If 2014 was the year content became the connective thread for all marketing, 2015 is poised to be the year that brands actually understand their audiences, and finally prove return on investment. As we enter 2015 in a more mature industry (58% of B2B marketers plan to increase their content marketing budget over the next 12 months), marketers will now focus on measuring their efforts with each individual consumer.
In order to prove ROI, marketers will need to shift from focusing on page views, to focusing on individuals. Brands will need to own long-term relationships with their audience, instead of creating a fleeting interaction. 2015 will be the year of ROI, but also the year that the power shifts, once and for all, to the consumer as people decide what content to engage with and share. Brands need to meet them at the right place with the right content, and should take note while there is still time to strategize.
1. Marketing will become people-focused
In 2015, marketers will gain a deeper understanding of their brand’s audience — going beyond traditional demographics and segmentation to focus on individual people’s interests and preferences. 2015 will be all about creating and delivering the right content, for the right person, at the right time, every time.
2. Big brands will focus intently on content governance
With so much content being created for so many channels, across markets for leading global brands, governance and compliance will become a greater priority and focus. If 2014 was all about creating content at scale, 2015 will see a marked intolerance for mistakes when it comes to content that is off-color or entering a gray area when it comes to compliance. This will particularly be true in industries like insurance and finance.
3. Feeds will force brands to invest in owned versus social
The words “social” and “mobile” were used over and over in 2014. 2015 will see the rise of more owned and offline channels. Brands will rebel against social algorithms continuing to push branded content from organic to paid, and instead, build off-platform content experiences and owned channels to grow their audience on their own terms.
4. Big brands and tech companies will battle over journalists
Journalists will be in high demand as big brands hunt for content editors, and tech platforms from Google to Twitter build out their own content marketing opportunities. You’ll be seeing a lot more requests for “data journalists” and “corporate storytellers” on LinkedIn, and may find yourself seeking out that talent as well.
5. Marketers will become growth engines for their businesses
Now that content marketing has proven it can drive engagement and audience growth, marketers will need to prove how they are increasing revenue. In the new year, marketers will be able to grow their businesses through content, and prove it. They will need to tie value to their content marketing strategy, and prove that the relationships they’re building add revenue over time.

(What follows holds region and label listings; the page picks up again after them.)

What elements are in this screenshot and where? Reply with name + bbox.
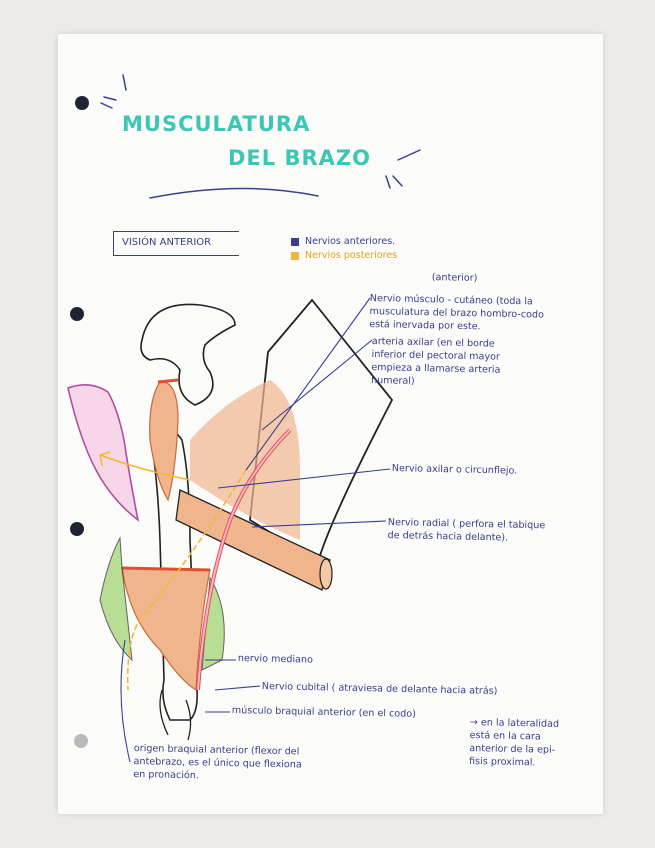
view-label: VISIÓN ANTERIOR [122, 237, 212, 248]
label-nervio-axilar: Nervio axilar o circunflejo. [391, 462, 518, 477]
legend-label-posterior: Nervios posteriores [305, 250, 398, 261]
label-nervio-musculocutaneo: Nervio músculo - cutáneo (toda la musculatura del brazo hombro-codo está inervada por este. [369, 292, 545, 333]
label-arteria-axilar: arteria axilar (en el borde inferior del pectoral mayor empieza a llamarse arteria humeral) [370, 335, 501, 387]
label-braquial-anterior: músculo braquial anterior (en el codo) [231, 704, 416, 720]
deltoid-muscle [68, 385, 138, 520]
page-title-line-1: MUSCULATURA [122, 112, 311, 136]
green-muscle-left [100, 538, 132, 660]
label-nervio-mediano: nervio mediano [237, 652, 313, 666]
biceps-long-head [150, 382, 178, 500]
label-origen-braquial: origen braquial anterior (flexor del antebrazo, es el único que flexiona en pronación. [133, 742, 302, 782]
label-nervio-cubital: Nervio cubital ( atraviesa de delante hacia atrás) [261, 680, 498, 697]
scapula-outline [141, 304, 235, 405]
label-braquial-note: → en la lateralidad está en la cara anterior de la epi- fisis proximal. [468, 716, 560, 769]
legend-label-anterior: Nervios anteriores. [305, 236, 396, 247]
label-nervio-radial: Nervio radial ( perfora el tabique de detrás hacia delante). [387, 516, 546, 544]
page-title-line-2: DEL BRAZO [228, 146, 371, 170]
label-anterior: (anterior) [431, 271, 478, 284]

6. The path to millennials will be individualism
Millennials are the independent generation; a generation of wolves, not sheep. Despite popular stereotypes of all millennials being lumped into a single demographic, in 2015, marketers will embrace their individuality. Marketers will start tailoring content to individual cultural interests, location, price ranges and more. This approach will be the only path for marketers to inspire true brand loyalty.
7. Content marketing providers will focus on solutions partners
As content marketing continues to become further aligned with business goals, market integrations will become invaluable. Brands will demand seamless solutions that make it frictionless to connect their content marketing efforts with their CRMs and ESPs. Technology providers will grow their partner ecosystem with exclusive contracts and look for new integration opportunities that will benefit clients.
8. Market consolidation will expand into content marketing
With major acquisitions in the marketing automation industry such as Responsys and Silverpop over the past year, market consolidation doesn’t look to be slowing down. Will content marketing platforms be the next targets for these legacy players looking to build out cross-channel solutions? Maybe. As workflow and editorial calendar products become standard and commoditized, and every content marketing platform starts to look the same, some smaller players in the space may get snatched up. As social and content platforms begin competing as well and marketplace confusion rises, real technology innovation will set apart the leaders and laggards as acquiring companies assess who could be additive or transformative in the long run.
9. Video will play a larger role in content strategy
With more social platforms adopting video and the need for engaging, user-generated content ever-increasing, brands will leverage platforms such as Vine and YouTube more to quickly create video content to reach their audiences in real-time.
10. Content exchanges will become a top priority
Again with so much content being created, global (as well as national) brands will need to create content exchanges. These aren't the digital asset management solutions of yesterday, but centralized platforms where brands can create, collaborate, share and publish content at scale. With these exchanges, marketers will finally be able to measure what content is performing and why.